The controller calls these methods, for instance, subscription_controller create action does this:
@success = Actors::Customer::UseCases.subscribe_to_a_plan(current_user, params[:stripeToken], params[:plan_name])
Service Objects in the Wild
The use cases are named with the name of the corresponding use case. The file name is not a class name but a verb. Each use case is encapsulated as a stateless method in a module. It is not an object. So you cannot say my implementation uses a 'Service Object' because it is not an object. It does not have any state.
It resembles a service object in the sense, it follows the accept input, perform work, return result structure. It is also similar to a 'service' in the sense, it does describe system interactions. It usually will involve more than one object in our application.
I don't name classes with verbs, looks like developers are not following the basics of OO design. They try to fit square peg in a round hole. Here is an example Service Objects in Rails where he names an object as CreateInvoice. This is wrong, not just naming wise, you don't need to create an object in order to just invoke call on that object. You could easily turn that into a stateless method. Why unnecessarily create objects when you don't need them?
This post Gourmet Service Objects says Service Object does only one thing. My use case handler does more than just one thing. It interacts with external systems, updates the database, send emails etc.
This article here Rails Controllers and Services uses Service Object for credit card processing. I would use the Gateway Object (An object that encapsulates access to an external system or resource) as discussed by Martin Fowler in his Patterns of Enterprise Application Architecture book.
When you find yourself violating the basic principles of OO design, it is a sign that your design needs improvement. There is no need to hide the use cases in your system. Make them explicit. Use cases are procedural in nature. It will cut across objects in different layers of your system. We don't have to represent them as objects. There seems to be lot of confusion about Service Objects because developers are not following the industry standard terminology in the Ruby community.

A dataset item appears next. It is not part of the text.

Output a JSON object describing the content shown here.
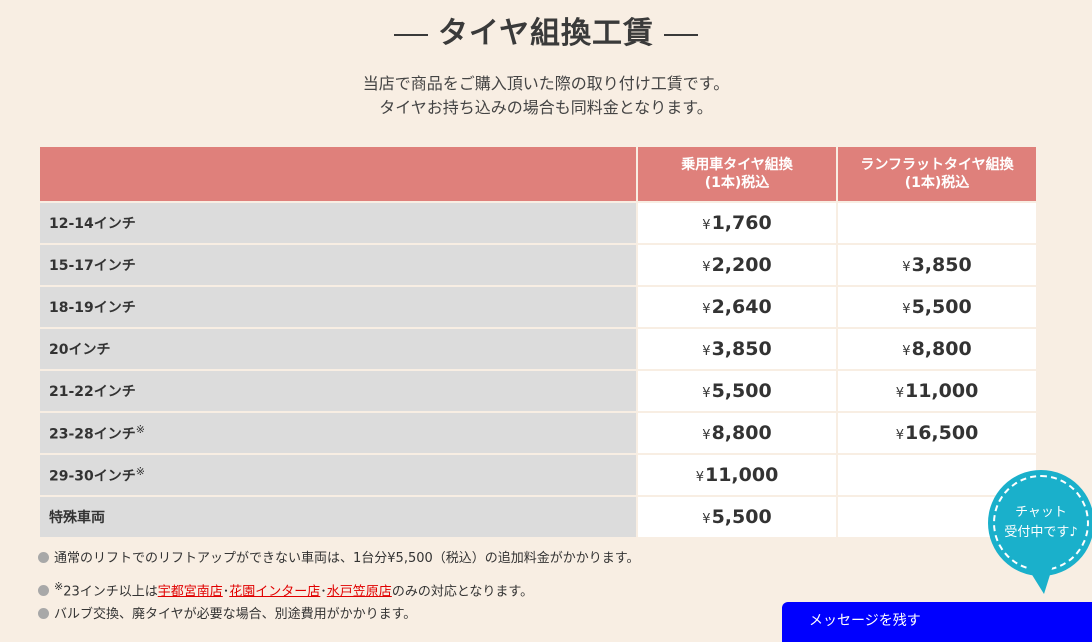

We can represent the Actor-Action-Object in our Rails project to make the code easy to read. We can easily find out the use cases supported by the Rails project simply by looking at the use_cases folder. It also allows us to implement the
Tell Don't Ask principle easily. I don't agree with Eric Evans about the need for Service Object, especially in web applications. I believe Actor-Action-Object results in a better design. Because a developer's mental model maps well to the system when you use Actor-Action-Object Pattern.